Bob Fraser, MBE, MBA, MA, FPFS, TEP comments on recent HMRC guidelines on a popular form of inheritance tax planning arrangements.
Introduction
HMRC has updated its guidelines on the basis on which the discounts are to be calculated by providers. This will slightly reduce future discounts and therefore increase the size of the gift or transfer.
There is a more significant issue with joint settlor cases where the guidelines make a more radical change to the basis of the discounts. This may affect a very small number of existing cases.
Background
Discounted Gift Schemes combine an effective gift into trust with a stream of lifetime income. Retaining the right to this income usually enables the value of the gift to be discounted, depending on how long the stream of income is likely to last.

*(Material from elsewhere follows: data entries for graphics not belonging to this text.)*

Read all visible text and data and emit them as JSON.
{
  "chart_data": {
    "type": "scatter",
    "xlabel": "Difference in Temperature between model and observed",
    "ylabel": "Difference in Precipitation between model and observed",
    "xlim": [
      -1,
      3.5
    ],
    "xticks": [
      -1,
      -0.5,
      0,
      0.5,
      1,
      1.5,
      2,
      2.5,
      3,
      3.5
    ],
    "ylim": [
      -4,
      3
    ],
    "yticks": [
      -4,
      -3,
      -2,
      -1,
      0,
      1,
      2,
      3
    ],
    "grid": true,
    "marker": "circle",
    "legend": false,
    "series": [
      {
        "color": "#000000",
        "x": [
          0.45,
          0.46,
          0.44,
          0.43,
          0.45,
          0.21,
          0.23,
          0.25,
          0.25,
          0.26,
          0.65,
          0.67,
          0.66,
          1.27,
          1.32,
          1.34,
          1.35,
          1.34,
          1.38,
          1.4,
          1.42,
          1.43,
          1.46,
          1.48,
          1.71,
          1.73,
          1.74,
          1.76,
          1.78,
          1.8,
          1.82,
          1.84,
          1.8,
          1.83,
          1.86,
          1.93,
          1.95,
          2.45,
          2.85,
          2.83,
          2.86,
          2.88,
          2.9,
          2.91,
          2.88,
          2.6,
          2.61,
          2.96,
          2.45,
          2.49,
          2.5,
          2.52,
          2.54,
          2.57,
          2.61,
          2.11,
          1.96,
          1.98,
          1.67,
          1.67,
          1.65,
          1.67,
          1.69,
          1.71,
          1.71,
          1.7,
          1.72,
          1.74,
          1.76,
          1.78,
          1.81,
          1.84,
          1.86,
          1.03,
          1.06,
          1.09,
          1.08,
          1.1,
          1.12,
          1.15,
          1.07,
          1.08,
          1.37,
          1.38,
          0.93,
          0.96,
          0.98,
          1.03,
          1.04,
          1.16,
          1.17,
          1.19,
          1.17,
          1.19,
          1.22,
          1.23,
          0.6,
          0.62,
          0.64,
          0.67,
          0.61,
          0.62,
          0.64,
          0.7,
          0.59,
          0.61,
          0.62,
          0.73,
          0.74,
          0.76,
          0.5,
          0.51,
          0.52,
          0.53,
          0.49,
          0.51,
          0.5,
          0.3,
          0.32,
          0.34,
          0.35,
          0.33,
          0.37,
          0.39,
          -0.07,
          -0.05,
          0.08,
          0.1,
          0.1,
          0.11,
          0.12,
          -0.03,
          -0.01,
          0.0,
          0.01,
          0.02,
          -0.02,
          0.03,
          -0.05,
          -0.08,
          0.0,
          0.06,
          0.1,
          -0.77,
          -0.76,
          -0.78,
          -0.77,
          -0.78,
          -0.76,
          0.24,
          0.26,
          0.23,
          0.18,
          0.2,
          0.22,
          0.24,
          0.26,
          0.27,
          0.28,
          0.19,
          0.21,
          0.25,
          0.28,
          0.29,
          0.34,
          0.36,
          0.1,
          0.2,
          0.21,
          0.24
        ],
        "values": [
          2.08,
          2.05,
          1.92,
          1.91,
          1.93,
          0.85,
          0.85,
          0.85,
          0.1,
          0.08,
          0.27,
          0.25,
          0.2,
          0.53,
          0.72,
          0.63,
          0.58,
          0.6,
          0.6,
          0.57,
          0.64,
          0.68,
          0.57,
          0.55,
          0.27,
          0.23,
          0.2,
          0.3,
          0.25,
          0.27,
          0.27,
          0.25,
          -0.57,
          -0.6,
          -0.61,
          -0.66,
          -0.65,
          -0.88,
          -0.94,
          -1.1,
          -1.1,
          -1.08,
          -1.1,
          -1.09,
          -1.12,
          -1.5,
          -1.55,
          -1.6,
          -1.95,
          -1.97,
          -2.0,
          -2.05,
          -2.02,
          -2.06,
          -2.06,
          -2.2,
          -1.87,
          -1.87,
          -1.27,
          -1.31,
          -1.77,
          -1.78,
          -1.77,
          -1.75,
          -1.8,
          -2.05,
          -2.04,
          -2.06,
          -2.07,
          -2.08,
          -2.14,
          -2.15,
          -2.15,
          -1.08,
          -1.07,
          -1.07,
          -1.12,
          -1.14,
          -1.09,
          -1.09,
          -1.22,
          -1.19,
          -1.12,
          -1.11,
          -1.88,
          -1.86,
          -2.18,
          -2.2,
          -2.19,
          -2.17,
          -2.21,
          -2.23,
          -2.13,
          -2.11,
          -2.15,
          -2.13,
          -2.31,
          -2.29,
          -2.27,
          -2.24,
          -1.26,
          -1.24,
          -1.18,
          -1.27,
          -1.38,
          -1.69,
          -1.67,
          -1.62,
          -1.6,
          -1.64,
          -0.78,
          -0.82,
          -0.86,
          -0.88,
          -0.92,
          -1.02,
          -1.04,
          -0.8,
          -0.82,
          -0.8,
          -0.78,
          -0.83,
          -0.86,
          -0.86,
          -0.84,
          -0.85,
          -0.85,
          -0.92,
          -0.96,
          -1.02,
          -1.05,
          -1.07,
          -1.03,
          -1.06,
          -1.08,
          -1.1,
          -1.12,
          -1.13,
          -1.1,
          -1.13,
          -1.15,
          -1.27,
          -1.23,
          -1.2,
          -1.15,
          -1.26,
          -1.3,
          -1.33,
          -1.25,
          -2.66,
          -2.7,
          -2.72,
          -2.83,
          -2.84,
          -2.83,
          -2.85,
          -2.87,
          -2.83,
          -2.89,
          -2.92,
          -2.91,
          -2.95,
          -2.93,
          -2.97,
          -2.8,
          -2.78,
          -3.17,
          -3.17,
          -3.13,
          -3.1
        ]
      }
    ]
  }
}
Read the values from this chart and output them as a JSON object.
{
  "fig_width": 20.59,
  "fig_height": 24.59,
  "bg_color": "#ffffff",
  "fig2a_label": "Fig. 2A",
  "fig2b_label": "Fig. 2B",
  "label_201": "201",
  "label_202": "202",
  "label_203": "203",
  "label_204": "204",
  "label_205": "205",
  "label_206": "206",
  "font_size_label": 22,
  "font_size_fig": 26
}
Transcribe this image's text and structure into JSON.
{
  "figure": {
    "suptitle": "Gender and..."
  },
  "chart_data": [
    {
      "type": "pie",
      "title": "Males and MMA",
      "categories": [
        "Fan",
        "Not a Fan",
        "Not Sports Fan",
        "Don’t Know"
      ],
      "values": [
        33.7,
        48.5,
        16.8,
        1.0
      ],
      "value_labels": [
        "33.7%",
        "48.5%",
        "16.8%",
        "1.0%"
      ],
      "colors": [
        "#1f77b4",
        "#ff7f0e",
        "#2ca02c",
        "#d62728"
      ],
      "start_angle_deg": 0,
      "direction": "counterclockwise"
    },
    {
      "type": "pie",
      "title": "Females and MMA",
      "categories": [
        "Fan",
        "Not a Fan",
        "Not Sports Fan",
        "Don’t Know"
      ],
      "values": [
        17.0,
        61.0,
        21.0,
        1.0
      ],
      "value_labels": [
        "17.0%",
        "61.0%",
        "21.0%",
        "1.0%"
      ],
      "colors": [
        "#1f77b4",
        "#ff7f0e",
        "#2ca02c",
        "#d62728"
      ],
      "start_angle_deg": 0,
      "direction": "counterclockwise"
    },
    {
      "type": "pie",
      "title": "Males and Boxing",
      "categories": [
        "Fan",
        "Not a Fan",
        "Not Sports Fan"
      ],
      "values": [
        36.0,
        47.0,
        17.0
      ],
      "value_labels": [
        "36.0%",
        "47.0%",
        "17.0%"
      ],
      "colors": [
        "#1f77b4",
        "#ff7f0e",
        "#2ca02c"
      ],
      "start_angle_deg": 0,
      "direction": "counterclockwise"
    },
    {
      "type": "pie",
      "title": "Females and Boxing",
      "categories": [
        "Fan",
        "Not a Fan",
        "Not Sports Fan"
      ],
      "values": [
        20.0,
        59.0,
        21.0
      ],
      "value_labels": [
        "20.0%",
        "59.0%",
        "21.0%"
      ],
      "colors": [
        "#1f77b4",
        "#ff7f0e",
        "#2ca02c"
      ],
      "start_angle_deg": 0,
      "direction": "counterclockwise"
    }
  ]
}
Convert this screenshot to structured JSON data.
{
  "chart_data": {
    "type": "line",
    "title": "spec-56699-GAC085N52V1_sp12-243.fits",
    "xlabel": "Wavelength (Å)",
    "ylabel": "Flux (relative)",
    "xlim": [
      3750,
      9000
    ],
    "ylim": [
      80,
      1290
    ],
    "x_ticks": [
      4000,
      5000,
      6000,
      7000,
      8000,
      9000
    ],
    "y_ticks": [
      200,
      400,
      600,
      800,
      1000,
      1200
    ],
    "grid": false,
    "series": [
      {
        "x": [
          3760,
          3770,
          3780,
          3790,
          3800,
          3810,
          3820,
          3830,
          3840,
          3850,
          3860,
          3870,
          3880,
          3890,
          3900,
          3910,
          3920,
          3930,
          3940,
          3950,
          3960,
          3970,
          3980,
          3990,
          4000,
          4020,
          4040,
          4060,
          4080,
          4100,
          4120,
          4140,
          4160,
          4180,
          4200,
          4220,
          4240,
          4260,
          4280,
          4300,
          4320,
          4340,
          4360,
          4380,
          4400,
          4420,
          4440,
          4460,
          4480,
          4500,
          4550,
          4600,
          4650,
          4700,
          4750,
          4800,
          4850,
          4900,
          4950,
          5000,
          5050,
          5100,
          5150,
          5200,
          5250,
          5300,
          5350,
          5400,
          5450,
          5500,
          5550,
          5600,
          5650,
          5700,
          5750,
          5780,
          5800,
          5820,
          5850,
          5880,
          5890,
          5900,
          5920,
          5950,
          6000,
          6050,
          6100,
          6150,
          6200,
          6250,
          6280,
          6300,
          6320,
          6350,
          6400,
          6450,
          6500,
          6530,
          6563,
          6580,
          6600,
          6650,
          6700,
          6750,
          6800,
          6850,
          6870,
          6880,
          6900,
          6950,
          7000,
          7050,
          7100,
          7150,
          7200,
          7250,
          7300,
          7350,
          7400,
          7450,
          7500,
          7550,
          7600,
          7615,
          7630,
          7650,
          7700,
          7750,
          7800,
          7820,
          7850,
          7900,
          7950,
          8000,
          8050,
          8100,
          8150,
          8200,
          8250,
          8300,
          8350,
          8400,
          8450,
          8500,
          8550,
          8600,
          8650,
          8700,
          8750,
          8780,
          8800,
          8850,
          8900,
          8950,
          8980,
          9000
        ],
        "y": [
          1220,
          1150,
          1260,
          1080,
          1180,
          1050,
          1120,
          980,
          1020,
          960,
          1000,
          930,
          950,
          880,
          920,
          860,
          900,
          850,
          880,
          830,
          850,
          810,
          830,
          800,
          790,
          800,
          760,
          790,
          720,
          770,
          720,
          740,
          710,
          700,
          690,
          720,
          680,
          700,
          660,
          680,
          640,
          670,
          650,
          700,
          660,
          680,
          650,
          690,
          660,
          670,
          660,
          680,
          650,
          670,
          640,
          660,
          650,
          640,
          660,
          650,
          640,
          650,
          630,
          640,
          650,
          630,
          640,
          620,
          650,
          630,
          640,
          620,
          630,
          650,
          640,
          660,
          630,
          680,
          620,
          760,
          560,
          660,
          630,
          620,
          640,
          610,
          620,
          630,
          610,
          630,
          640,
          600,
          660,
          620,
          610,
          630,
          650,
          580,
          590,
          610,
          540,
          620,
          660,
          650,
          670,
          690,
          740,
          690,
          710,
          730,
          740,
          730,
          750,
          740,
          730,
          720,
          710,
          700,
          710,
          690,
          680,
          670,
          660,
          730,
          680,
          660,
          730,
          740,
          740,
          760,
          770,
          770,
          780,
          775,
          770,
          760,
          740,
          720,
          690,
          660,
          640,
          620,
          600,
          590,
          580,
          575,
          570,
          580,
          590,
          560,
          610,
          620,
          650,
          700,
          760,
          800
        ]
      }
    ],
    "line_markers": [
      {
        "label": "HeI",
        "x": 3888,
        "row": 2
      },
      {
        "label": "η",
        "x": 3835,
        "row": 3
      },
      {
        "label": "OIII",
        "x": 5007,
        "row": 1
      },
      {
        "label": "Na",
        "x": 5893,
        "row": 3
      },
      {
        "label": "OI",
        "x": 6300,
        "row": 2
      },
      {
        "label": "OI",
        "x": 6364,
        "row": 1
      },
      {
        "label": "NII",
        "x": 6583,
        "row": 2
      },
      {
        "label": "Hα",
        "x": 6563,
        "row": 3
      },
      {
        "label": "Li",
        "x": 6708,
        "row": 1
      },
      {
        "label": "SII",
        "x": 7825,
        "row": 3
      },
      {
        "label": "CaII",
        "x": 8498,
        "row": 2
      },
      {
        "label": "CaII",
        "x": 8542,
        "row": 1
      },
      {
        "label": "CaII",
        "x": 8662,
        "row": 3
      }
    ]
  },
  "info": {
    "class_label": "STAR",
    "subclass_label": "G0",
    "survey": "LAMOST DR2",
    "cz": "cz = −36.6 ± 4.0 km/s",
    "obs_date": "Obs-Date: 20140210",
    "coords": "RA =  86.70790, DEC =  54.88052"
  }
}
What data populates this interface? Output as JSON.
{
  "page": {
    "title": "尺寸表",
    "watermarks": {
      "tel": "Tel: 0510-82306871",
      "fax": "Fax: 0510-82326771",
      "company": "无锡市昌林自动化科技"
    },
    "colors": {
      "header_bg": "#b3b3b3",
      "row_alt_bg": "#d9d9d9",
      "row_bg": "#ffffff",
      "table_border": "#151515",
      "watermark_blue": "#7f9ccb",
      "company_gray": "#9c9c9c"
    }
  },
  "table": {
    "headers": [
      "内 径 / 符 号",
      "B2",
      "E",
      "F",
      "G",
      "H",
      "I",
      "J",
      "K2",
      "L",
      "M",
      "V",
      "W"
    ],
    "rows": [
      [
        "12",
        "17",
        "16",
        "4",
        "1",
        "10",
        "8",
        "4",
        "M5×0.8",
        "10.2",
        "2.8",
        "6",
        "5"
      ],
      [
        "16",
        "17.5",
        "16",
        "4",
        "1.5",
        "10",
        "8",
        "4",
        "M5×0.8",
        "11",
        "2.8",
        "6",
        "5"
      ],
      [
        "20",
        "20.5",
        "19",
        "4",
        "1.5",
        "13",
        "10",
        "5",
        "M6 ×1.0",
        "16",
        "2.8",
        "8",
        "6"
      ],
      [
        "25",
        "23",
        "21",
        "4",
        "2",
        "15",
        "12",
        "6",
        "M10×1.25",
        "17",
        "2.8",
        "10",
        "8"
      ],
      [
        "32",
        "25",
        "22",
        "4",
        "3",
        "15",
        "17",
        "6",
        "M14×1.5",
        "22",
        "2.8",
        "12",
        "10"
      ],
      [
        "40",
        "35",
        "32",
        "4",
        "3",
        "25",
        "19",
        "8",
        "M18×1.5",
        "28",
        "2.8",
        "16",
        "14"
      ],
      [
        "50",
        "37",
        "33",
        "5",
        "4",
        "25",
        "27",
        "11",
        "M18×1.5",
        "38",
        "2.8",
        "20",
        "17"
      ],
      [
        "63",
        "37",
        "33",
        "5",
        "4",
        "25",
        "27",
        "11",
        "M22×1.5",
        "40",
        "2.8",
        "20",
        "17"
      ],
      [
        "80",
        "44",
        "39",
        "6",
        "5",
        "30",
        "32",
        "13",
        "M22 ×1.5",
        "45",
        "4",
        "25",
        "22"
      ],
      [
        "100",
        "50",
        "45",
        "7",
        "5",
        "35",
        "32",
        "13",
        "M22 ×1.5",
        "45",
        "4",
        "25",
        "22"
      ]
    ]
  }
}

The discount is based on the level of income and the settlor’s age, sex and state of health which should be underwritten with the same standards that would apply to underwriting a whole of life contract. Our position has always been to obtain full underwriting before commencement where it is available as this is vastly preferable to the executors having to ‘argue the case’ in the event of death within seven years. (HMRC have always reserved the option to re-visit discounts on death within seven years.)
The Changes
The changes to the methodology for calculating the discounts include:
- using more up to date life expectancy statistics to take account of longer longevity
- a higher interest rate for the purpose of discounting the future income stream, to take account of recent interest rate increases.
The changes are effective from the 1st June. Each of the providers will be introducing their own transitional arrangements for pipeline business.
Joint Settlor Cases
Previously the discount was calculated on the income selected and both settlors’ age, sex and health, and then the discount was allocated pragmatically on a 50/50 basis between them. This produced an unreasonable valuation where there was a wide disparity between the two settlors’ ages or states of health.
The total discount will now be apportioned between the two settlors accordingly. This means that the settlor with the relatively shorter life expectancy will be allocated less than 50% of the discount, the percentage falling with a greater disparity between the two settlor’s states of health. At the extreme, if one of them is effectively uninsurable, they are unlikely to get any discount at all whatever the other settlor’s health or youthfulness!
This new basis will also be applied retrospectively in a small number of completed cases where there is a wide disparity between joint settlors’ life expectancies and the amount involved is substantial. (HMRC do not say what size of case is ‘substantial’ but it is thought likely to be at or around the nil rate band.)
Clients aged over 89
Because it is very difficult for clients in their nineties to obtain whole of life assurance, HMRC take the view that those who have passed their 89th birthday (or rated over that age) should not be eligible for a discount. It has always been my firm's (Towry Law’s) view that for clients in this age group, because of the short statistical life expectancy, any IHT planning should be approached with caution and should probably only consist of using the exemptions and lifetime gifts.
Conclusion
In general, these HMRC guidelines are positive news as they confirm HMRC’s current acceptance of Discounted Gift Schemes. It also confirms our stance that full underwriting before commencement is preferable.
The updated basis for valuing future income streams could be described as ‘fair’ given that we are all, on average, living longer.
The change to joint settlor cases effectively closes off a loophole where it was more attractive to link someone in poor health to someone in normal health. The retrospective aspect should only affect a very small number of cases, and then in practice only on death within the seven years.
As I have stated previously, I do not believe that using these schemes for the discount only is wise since, as this note shows, HMRC are not bound to accept the discount offered by the Life Office. It is, however, an excellent way to gift capital from one’s estate whilst still obtaining a benefit from it, and yet not falling foul of the gift with reservation of benefit rules. This, in my opinion, is the proper reason for selecting a discounted gift scheme.